Maximise your State Pension

• If you have had breaks from employment you need to obtain a state pension projection from the Department for Work and Pensions to check whether you are going to receive the full basic state pension.

• It costs from as little as around £7 a week to buy back your full entitlement and for the vast majority of people (except those on very low incomes) it is a very good deal.

• Men need to have made NI contributions for 44 years and women 39 years to receive the full pension of £84.25 per week. After 2010, it is expected that the number of qualifying years will be reduced to 30 years.

Ensure you can provide the help and care needed by your family

• Consider setting up an enduring power of attorney if you have an elderly relative who could suffer any form of mental incapacity at some point in the future.

• Many people assume that when their parents or partners become mentally incapacitated that they will be able to act on their behalf. This is not the case, and without an enduring power of attorney you are likely to have to go through the Court of Protection which can be both upsetting and time consuming.

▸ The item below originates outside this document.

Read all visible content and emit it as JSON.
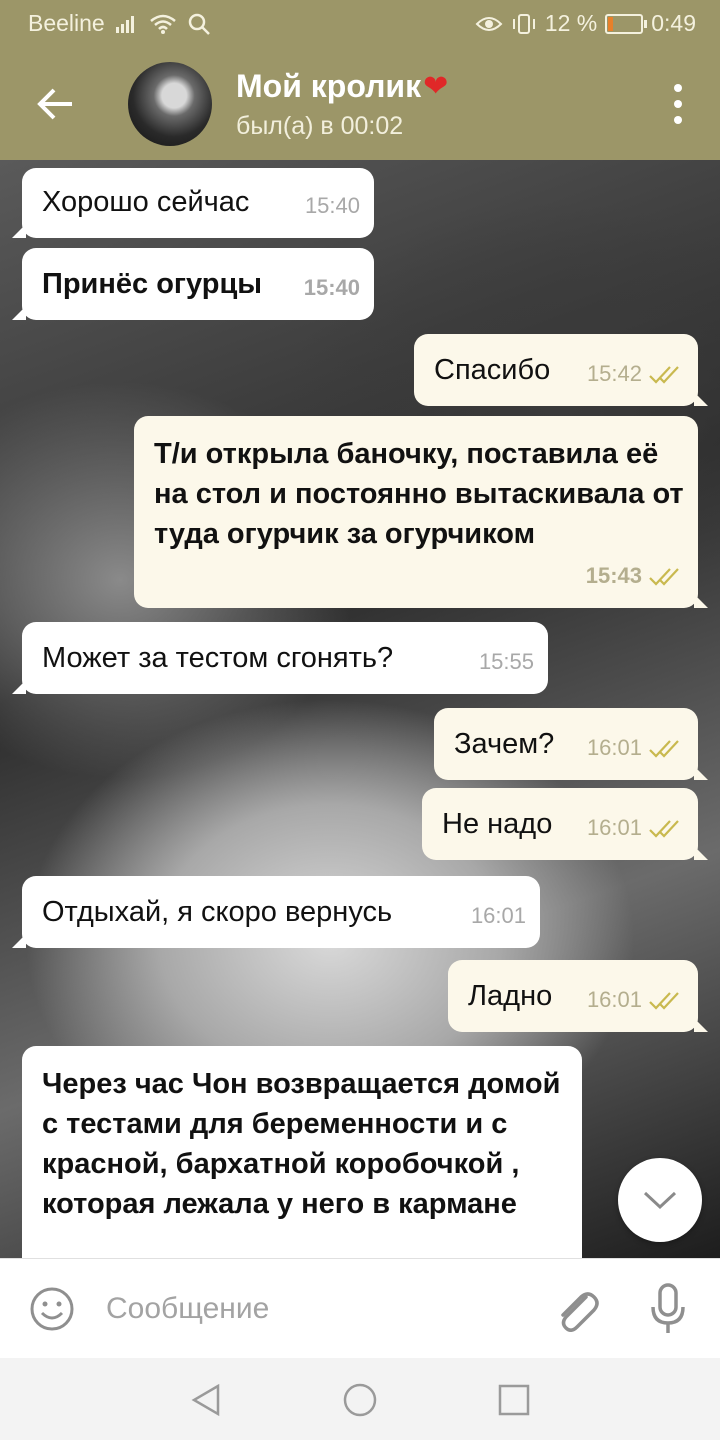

• Remember you cannot set up an enduring power of attorney after the individual concerned becomes mentally incapacitated.

Maximise what you leave to your family

• Two thirds of people in England and Wales never make a Will as they wrongly assume that their partners will automatically inherit everything which is not always the case.

• With the increase in property prices many estates are now above the inheritance tax threshold of £285,000 – and anything above this limit is taxed at 40 per cent.

• By taking advice on how to structure a Will you can significantly reduce the amount of inheritance tax paid.